Second Committee Member
Couvillion, Rick J.
Keywords
Applied sciences; Domain modeling; Domain specific language; Extract-transform load; Workflow automaton; Workflow generation; Workflow specificaton
Abstract
Extract-Transform-Load (ETL) tools have provided organizations with the ability to build and maintain workflows (consisting of graphs of data transformation tasks) that can process the flood of digital data. Currently, however, the specification of ETL workflows is largely manual, human time intensive, and error prone. As these workflows become increasingly complex, the users that build and maintain them must retain an increasing amount of knowledge specific to how to produce solutions to business objectives using their domain's ETL workflow system. A program that can reduce the human time and expertise required to define such workflows, producing accurate ETL solutions with fewer errors would therefore be valuable. This dissertation presents a means to automate the specification of ETL workflows using a domain-specific modeling language.

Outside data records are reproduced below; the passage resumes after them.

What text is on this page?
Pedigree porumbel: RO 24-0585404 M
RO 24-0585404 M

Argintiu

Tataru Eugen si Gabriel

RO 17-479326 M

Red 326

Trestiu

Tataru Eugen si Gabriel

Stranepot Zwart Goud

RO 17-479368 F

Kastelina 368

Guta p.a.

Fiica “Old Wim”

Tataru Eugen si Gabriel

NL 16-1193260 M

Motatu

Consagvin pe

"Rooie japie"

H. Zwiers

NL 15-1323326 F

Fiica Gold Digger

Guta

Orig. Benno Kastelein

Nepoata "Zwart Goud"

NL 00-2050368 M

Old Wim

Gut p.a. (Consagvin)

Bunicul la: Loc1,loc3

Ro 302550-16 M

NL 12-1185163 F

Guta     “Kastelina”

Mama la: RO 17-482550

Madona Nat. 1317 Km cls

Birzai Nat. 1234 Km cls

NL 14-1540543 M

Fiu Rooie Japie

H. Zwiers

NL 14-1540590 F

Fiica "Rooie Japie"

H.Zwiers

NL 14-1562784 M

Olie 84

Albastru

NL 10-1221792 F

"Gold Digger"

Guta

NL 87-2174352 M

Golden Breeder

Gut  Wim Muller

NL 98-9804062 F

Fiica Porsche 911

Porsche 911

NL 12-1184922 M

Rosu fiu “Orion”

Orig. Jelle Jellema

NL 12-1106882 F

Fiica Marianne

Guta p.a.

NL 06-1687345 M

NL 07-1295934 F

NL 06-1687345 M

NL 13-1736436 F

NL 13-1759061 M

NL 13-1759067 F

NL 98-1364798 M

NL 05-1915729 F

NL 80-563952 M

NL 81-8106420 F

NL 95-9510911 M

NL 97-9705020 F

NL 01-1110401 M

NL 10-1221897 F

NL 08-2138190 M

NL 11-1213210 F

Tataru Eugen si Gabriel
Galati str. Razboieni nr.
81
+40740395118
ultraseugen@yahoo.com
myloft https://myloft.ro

To provide such a solution, the knowledge relevant to the construction of ETL workflows for the operations and objectives of a given domain is identified and captured. The approach provides a rich model of ETL workflow capable of representing such knowledge. This knowledge representation is leveraged by a domain-specific modeling language which maps declarative statements into workflow requirements. Users are then provided with the ability to assertionally express the "intents" that describe a desired ETL solution at a high-level of abstraction, from which procedural workflows satisfying the intent specification are automatically generated using a planner.